Shetty did what he calls his “post-graduate work in new media” at his next job, as a principal analyst at Forrester Research. There, he made it his mission to examine client situations and attempt to discern where consumer behavior vis-à-vis media was headed. “I tried to understand how companies could benefit from the changes that were happening, or at least not get left behind,” he recalls. Two agency stints, as digital lead at Fallon Worldwide and as chief media officer and chief strategy officer at Hill Holliday, followed.

And then Shetty once again zigged where others might have zagged. He left Hill Holiday for a stint as CEO of Newsweek/The Daily Beast, a post in which he oversaw the relaunch of the magazine’s borderline archaic web site. That relaunch came about in the wake of the company’s decision to eliminate its venerable print edition (it has since come back from the dead). Though Shetty only stayed with Newsweek/Beast for nine months, he says the experience proved invaluable, especially in learning more about how the proverbial other half lives.

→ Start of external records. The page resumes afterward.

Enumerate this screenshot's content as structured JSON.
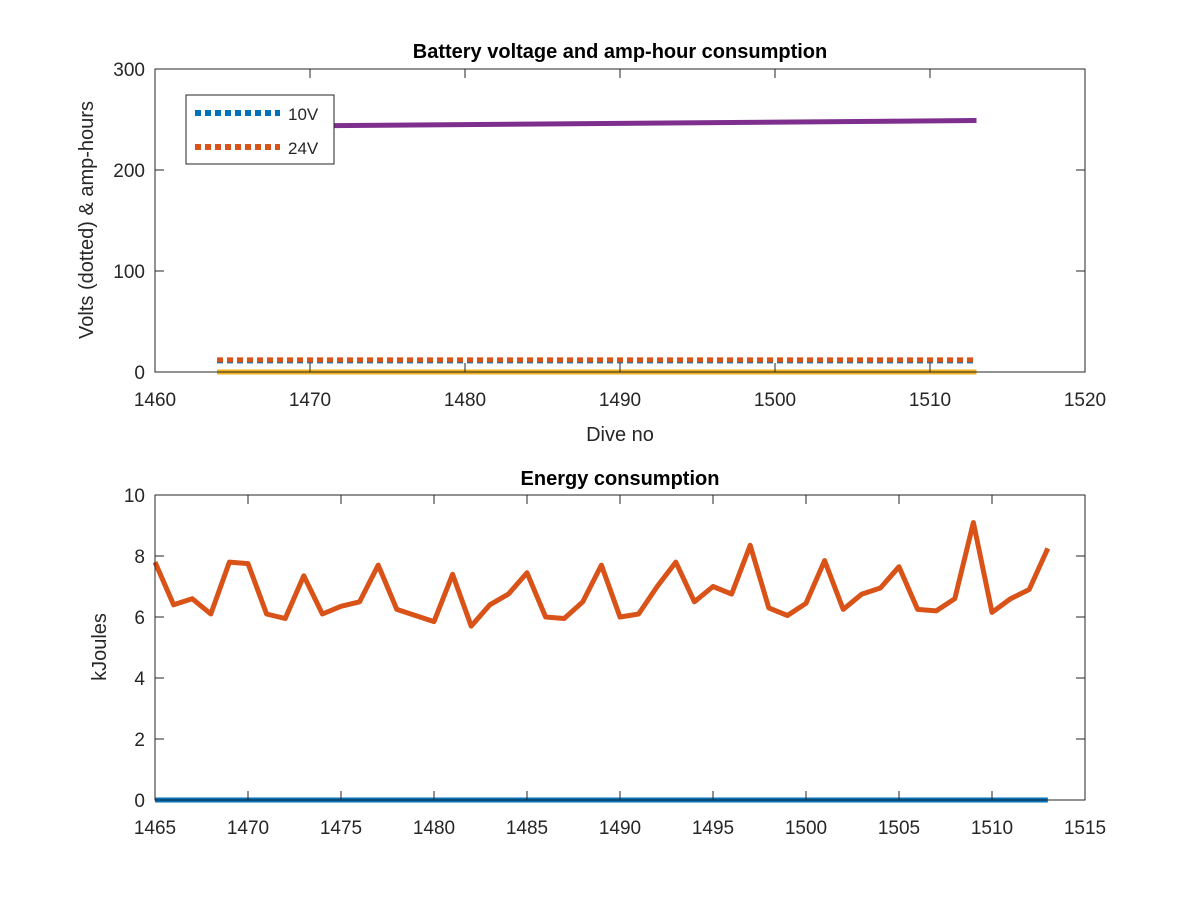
{
  "chart_data": [
    {
      "type": "line",
      "title": "Battery voltage and amp-hour consumption",
      "xlabel": "Dive no",
      "ylabel": "Volts (dotted) & amp-hours",
      "xlim": [
        1460,
        1520
      ],
      "ylim": [
        0,
        300
      ],
      "xticks": [
        1460,
        1470,
        1480,
        1490,
        1500,
        1510,
        1520
      ],
      "yticks": [
        0,
        100,
        200,
        300
      ],
      "grid": false,
      "legend_position": "top-left",
      "series": [
        {
          "name": "10V",
          "color": "#0072BD",
          "style": "dotted",
          "x": [
            1464,
            1513
          ],
          "y": [
            11,
            11
          ]
        },
        {
          "name": "24V",
          "color": "#D95319",
          "style": "dotted",
          "x": [
            1464,
            1513
          ],
          "y": [
            12,
            12
          ]
        },
        {
          "color": "#EDB120",
          "style": "solid",
          "x": [
            1464,
            1513
          ],
          "y": [
            0,
            0
          ]
        },
        {
          "color": "#7E2F8E",
          "style": "solid",
          "x": [
            1464,
            1513
          ],
          "y": [
            243,
            249
          ]
        }
      ]
    },
    {
      "type": "line",
      "title": "Energy consumption",
      "xlabel": "",
      "ylabel": "kJoules",
      "xlim": [
        1465,
        1515
      ],
      "ylim": [
        0,
        10
      ],
      "xticks": [
        1465,
        1470,
        1475,
        1480,
        1485,
        1490,
        1495,
        1500,
        1505,
        1510,
        1515
      ],
      "yticks": [
        0,
        2,
        4,
        6,
        8,
        10
      ],
      "grid": false,
      "series": [
        {
          "color": "#0072BD",
          "style": "solid",
          "x": [
            1465,
            1513
          ],
          "y": [
            0,
            0
          ]
        },
        {
          "color": "#D95319",
          "style": "solid",
          "x": [
            1465,
            1466,
            1467,
            1468,
            1469,
            1470,
            1471,
            1472,
            1473,
            1474,
            1475,
            1476,
            1477,
            1478,
            1479,
            1480,
            1481,
            1482,
            1483,
            1484,
            1485,
            1486,
            1487,
            1488,
            1489,
            1490,
            1491,
            1492,
            1493,
            1494,
            1495,
            1496,
            1497,
            1498,
            1499,
            1500,
            1501,
            1502,
            1503,
            1504,
            1505,
            1506,
            1507,
            1508,
            1509,
            1510,
            1511,
            1512,
            1513
          ],
          "y": [
            7.8,
            6.4,
            6.6,
            6.1,
            7.8,
            7.75,
            6.1,
            5.95,
            7.35,
            6.1,
            6.35,
            6.5,
            7.7,
            6.25,
            6.05,
            5.85,
            7.4,
            5.7,
            6.4,
            6.75,
            7.45,
            6.0,
            5.95,
            6.5,
            7.7,
            6.0,
            6.1,
            7.0,
            7.8,
            6.5,
            7.0,
            6.75,
            8.35,
            6.3,
            6.05,
            6.45,
            7.85,
            6.25,
            6.75,
            6.95,
            7.65,
            6.25,
            6.2,
            6.6,
            9.1,
            6.15,
            6.6,
            6.9,
            8.25
          ]
        }
      ]
    }
  ]
}
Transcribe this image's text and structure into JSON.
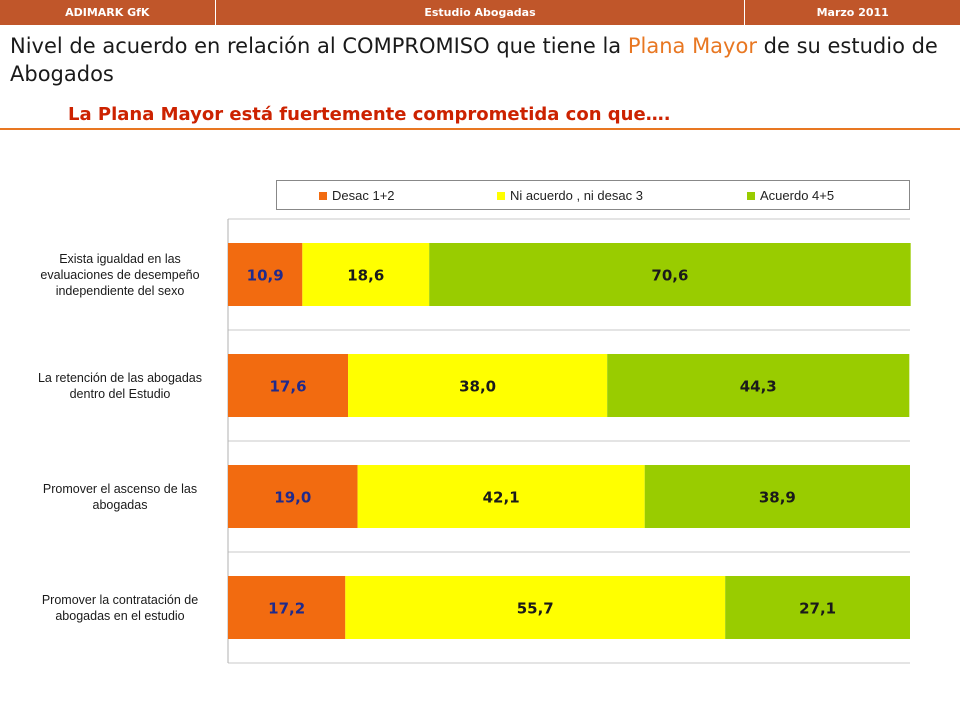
{
  "header": {
    "left": "ADIMARK GfK",
    "center": "Estudio Abogadas",
    "right": "Marzo 2011"
  },
  "title": {
    "part1": "Nivel de acuerdo en relación al COMPROMISO que tiene la ",
    "highlight": "Plana Mayor",
    "part2": " de su estudio de Abogados"
  },
  "subtitle": "La Plana Mayor está fuertemente comprometida con que….",
  "colors": {
    "header_bg": "#c0562a",
    "highlight": "#e87722",
    "subtitle": "#cc2200",
    "desac": "#f26b10",
    "ni": "#ffff00",
    "acuerdo": "#99cc00",
    "desac_label": "#1f2a8c"
  },
  "chart_data": {
    "type": "bar",
    "orientation": "horizontal",
    "stacked": true,
    "xlim": [
      0,
      100
    ],
    "legend_position": "top",
    "categories": [
      "Exista igualdad en las evaluaciones de desempeño independiente del sexo",
      "La retención de las abogadas dentro del Estudio",
      "Promover el ascenso de las abogadas",
      "Promover la contratación de abogadas en el estudio"
    ],
    "category_lines": [
      [
        "Exista igualdad en las",
        "evaluaciones de desempeño",
        "independiente del sexo"
      ],
      [
        "La retención de las abogadas",
        "dentro del Estudio"
      ],
      [
        "Promover el ascenso de las",
        "abogadas"
      ],
      [
        "Promover la contratación de",
        "abogadas en el estudio"
      ]
    ],
    "series": [
      {
        "name": "Desac 1+2",
        "values": [
          10.9,
          17.6,
          19.0,
          17.2
        ],
        "labels": [
          "10,9",
          "17,6",
          "19,0",
          "17,2"
        ]
      },
      {
        "name": "Ni acuerdo , ni desac 3",
        "values": [
          18.6,
          38.0,
          42.1,
          55.7
        ],
        "labels": [
          "18,6",
          "38,0",
          "42,1",
          "55,7"
        ]
      },
      {
        "name": "Acuerdo 4+5",
        "values": [
          70.6,
          44.3,
          38.9,
          27.1
        ],
        "labels": [
          "70,6",
          "44,3",
          "38,9",
          "27,1"
        ]
      }
    ]
  }
}
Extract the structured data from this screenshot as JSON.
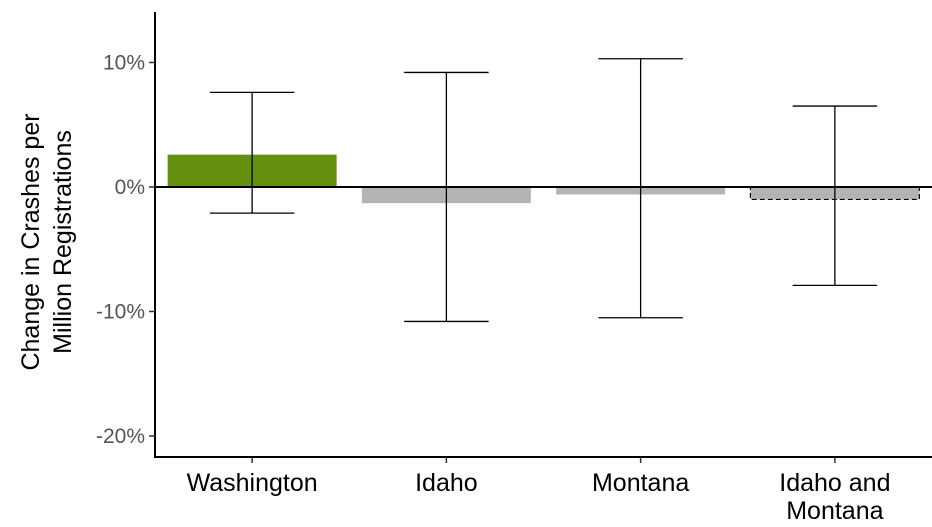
{
  "chart_data": {
    "type": "bar",
    "title": "",
    "ylabel_lines": [
      "Change in Crashes per",
      "Million Registrations"
    ],
    "xlabel": "",
    "ylim": [
      -22,
      14
    ],
    "yticks": [
      {
        "value": 10,
        "label": "10%"
      },
      {
        "value": 0,
        "label": "0%"
      },
      {
        "value": -10,
        "label": "-10%"
      },
      {
        "value": -20,
        "label": "-20%"
      }
    ],
    "categories": [
      {
        "lines": [
          "Washington"
        ]
      },
      {
        "lines": [
          "Idaho"
        ]
      },
      {
        "lines": [
          "Montana"
        ]
      },
      {
        "lines": [
          "Idaho and",
          "Montana"
        ]
      }
    ],
    "values": [
      2.6,
      -1.3,
      -0.6,
      -1.0
    ],
    "error_low": [
      -2.1,
      -10.8,
      -10.5,
      -7.9
    ],
    "error_high": [
      7.6,
      9.2,
      10.3,
      6.5
    ],
    "bar_colors": [
      "#64900e",
      "#b4b4b4",
      "#b4b4b4",
      "#b4b4b4"
    ],
    "bar_dashed_outline": [
      false,
      false,
      false,
      true
    ],
    "grid": false,
    "legend": "none"
  }
}
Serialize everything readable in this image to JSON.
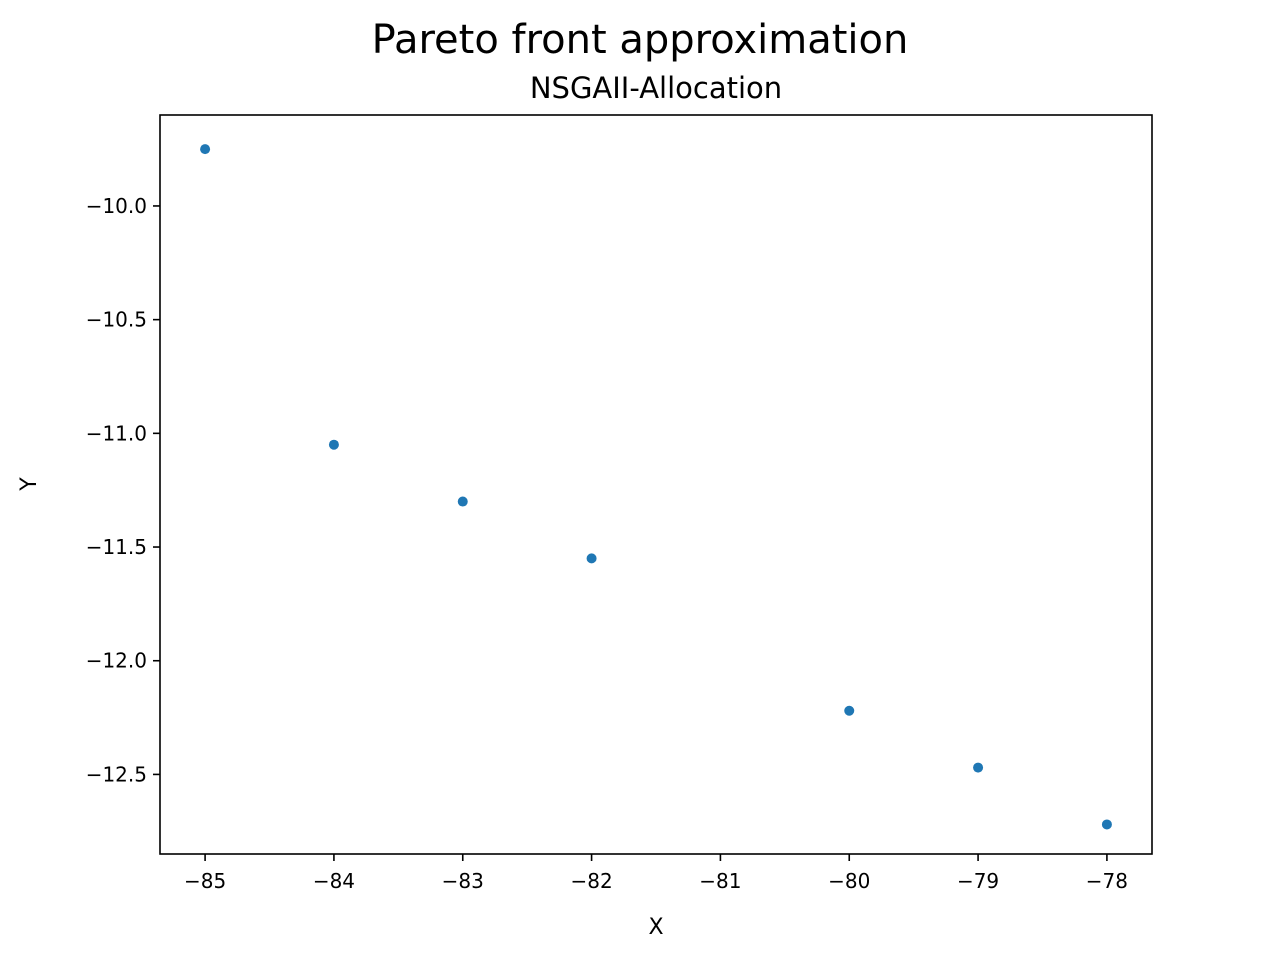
{
  "chart_data": {
    "type": "scatter",
    "title": "Pareto front approximation",
    "subtitle": "NSGAII-Allocation",
    "xlabel": "X",
    "ylabel": "Y",
    "xlim": [
      -85.35,
      -77.65
    ],
    "ylim": [
      -12.85,
      -9.6
    ],
    "xticks": [
      -85,
      -84,
      -83,
      -82,
      -81,
      -80,
      -79,
      -78
    ],
    "xtick_labels": [
      "−85",
      "−84",
      "−83",
      "−82",
      "−81",
      "−80",
      "−79",
      "−78"
    ],
    "yticks": [
      -10.0,
      -10.5,
      -11.0,
      -11.5,
      -12.0,
      -12.5
    ],
    "ytick_labels": [
      "−10.0",
      "−10.5",
      "−11.0",
      "−11.5",
      "−12.0",
      "−12.5"
    ],
    "grid": false,
    "marker_color": "#1f77b4",
    "series": [
      {
        "x": [
          -85,
          -84,
          -83,
          -82,
          -80,
          -79,
          -78
        ],
        "y": [
          -9.75,
          -11.05,
          -11.3,
          -11.55,
          -12.22,
          -12.47,
          -12.72
        ]
      }
    ]
  }
}
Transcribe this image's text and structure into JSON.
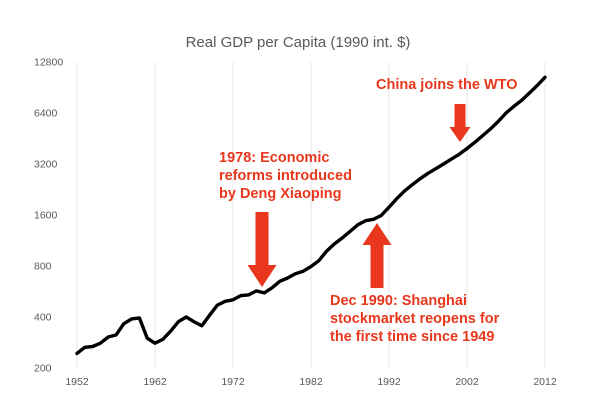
{
  "chart_data": {
    "type": "line",
    "title": "Real GDP per Capita (1990 int. $)",
    "xlabel": "",
    "ylabel": "",
    "y_scale": "log2",
    "xlim": [
      1952,
      2012
    ],
    "ylim": [
      200,
      12800
    ],
    "x_ticks": [
      "1952",
      "1962",
      "1972",
      "1982",
      "1992",
      "2002",
      "2012"
    ],
    "y_ticks": [
      "200",
      "400",
      "800",
      "1600",
      "3200",
      "6400",
      "12800"
    ],
    "grid": "vertical",
    "line_color": "#000000",
    "annotation_color": "#e8371c",
    "series": [
      {
        "x": [
          1952,
          1953,
          1954,
          1955,
          1956,
          1957,
          1958,
          1959,
          1960,
          1961,
          1962,
          1963,
          1964,
          1965,
          1966,
          1967,
          1968,
          1969,
          1970,
          1971,
          1972,
          1973,
          1974,
          1975,
          1976,
          1977,
          1978,
          1979,
          1980,
          1981,
          1982,
          1983,
          1984,
          1985,
          1986,
          1987,
          1988,
          1989,
          1990,
          1991,
          1992,
          1993,
          1994,
          1995,
          1996,
          1997,
          1998,
          1999,
          2000,
          2001,
          2002,
          2003,
          2004,
          2005,
          2006,
          2007,
          2008,
          2009,
          2010,
          2011,
          2012
        ],
        "y": [
          244,
          265,
          268,
          280,
          305,
          313,
          365,
          390,
          395,
          300,
          280,
          295,
          330,
          375,
          400,
          375,
          355,
          410,
          470,
          495,
          505,
          535,
          540,
          570,
          555,
          595,
          650,
          680,
          720,
          745,
          795,
          860,
          980,
          1080,
          1170,
          1280,
          1400,
          1480,
          1510,
          1590,
          1780,
          2000,
          2220,
          2420,
          2620,
          2820,
          3000,
          3200,
          3420,
          3650,
          3950,
          4300,
          4700,
          5150,
          5700,
          6400,
          7000,
          7600,
          8400,
          9300,
          10400
        ]
      }
    ],
    "annotations": [
      {
        "text_lines": [
          "China joins the WTO"
        ],
        "x": 2001,
        "y": 3650
      },
      {
        "text_lines": [
          "1978: Economic",
          "reforms introduced",
          "by Deng Xiaoping"
        ],
        "x": 1978,
        "y": 650
      },
      {
        "text_lines": [
          "Dec 1990: Shanghai",
          "stockmarket reopens for",
          "the first time since 1949"
        ],
        "x": 1990,
        "y": 1510
      }
    ]
  }
}
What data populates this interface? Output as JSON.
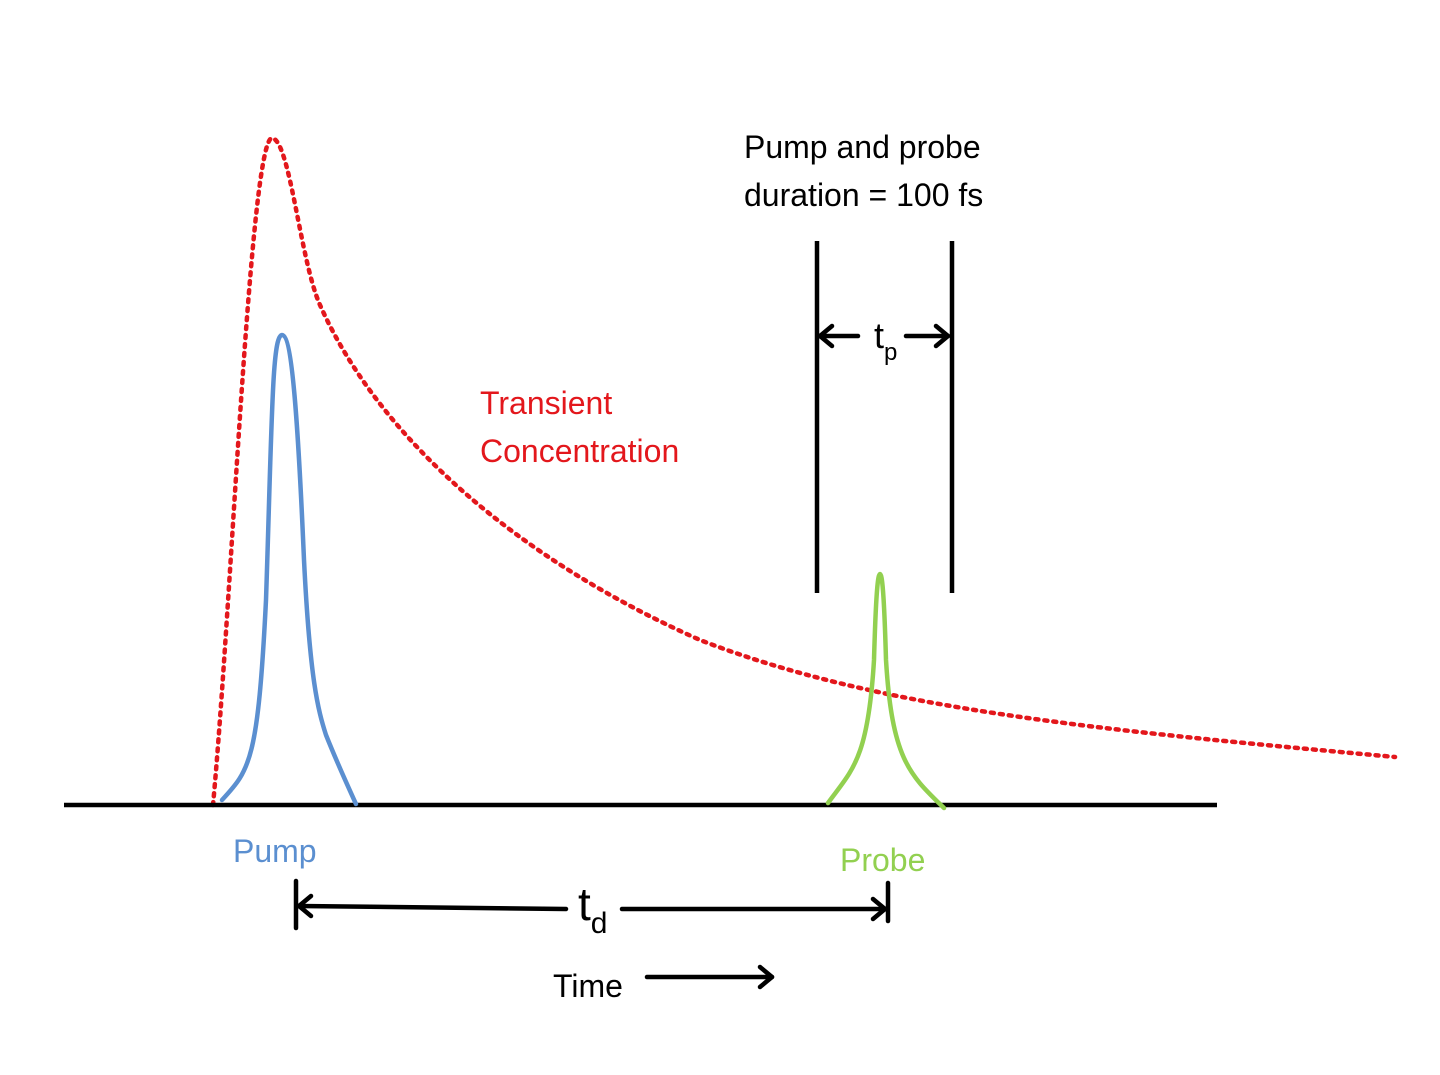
{
  "labels": {
    "pump": "Pump",
    "probe": "Probe",
    "transient_line1": "Transient",
    "transient_line2": "Concentration",
    "duration_line1": "Pump and probe",
    "duration_line2": "duration  = 100 fs",
    "tp_main": "t",
    "tp_sub": "p",
    "td_main": "t",
    "td_sub": "d",
    "time": "Time"
  },
  "colors": {
    "pump": "#5b8fd0",
    "probe": "#92d050",
    "transient": "#e3171c",
    "ink": "#000000"
  }
}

“Every buy-side person should spend time on the sale-side,” he says. “It should be mandatory, frankly.”

Shetty’s Newsweek/Beast tenure also helped him further hone his storytelling chops, a muscle he exercises just about every day at DigitasLBi. It’s precisely that slightly uncommon approach to media — one which views media as both a creative and scientific endeavor — that distinguishes Shetty’s, and thus DigitasLBi’s, work in a pedantic business. He describes it like this: “There are two things you have to think about today to do great media work. You have to think about foundational media — reach, continuity, efficiency — and you have to think about designed media — creativity, impact, media as expression of a brand.”

A string of recent DigitasLBi successes shows the potential benefits of that two-pronged approach. As part of a program supporting Motorola’s launch of its Moto X smart phone, the agency found a way to engineer a print ad in such a manner as to reflect the product’s central selling point, its more than 2,000 possible color configurations. “That was the core idea of the entire campaign: that technology helps shape young peoples’ identity. The primary competition offered very little choice in a device that has become a personal expression of the user,” Shetty explains.

The Moto X ad, which ran in the January 2014 issue of Wired, allowed readers to customize a phone on the page. Not surprisingly, the ad — if not the first true interactive print ad, then certainly the most technically sophisticated — enjoyed life beyond the printed page. “Wired was really the only publication for this particular execution. The audience talked about it in social media; they shared the delight it gave them,” Shetty says proudly.

Programs like this, ones that are clever, diverting and on-message in equal parts, are what excite Shetty and the “world-class data scientists, developers and creative technologists” he’s happy to call teammates. While he frets over external perception — “I feel like media at Digitas is kind of a well-kept secret in the industry” — there’s little doubt internally that the firm believes its media arm can match anything the competition has to offer.

“There’s zero complacency here,” Shetty says. “There could be a little sense of, ‘Oh, we’re well-regarded for digital in an era where digital is more important than ever,’ but everybody comes to work hungry. We’re still pushing.”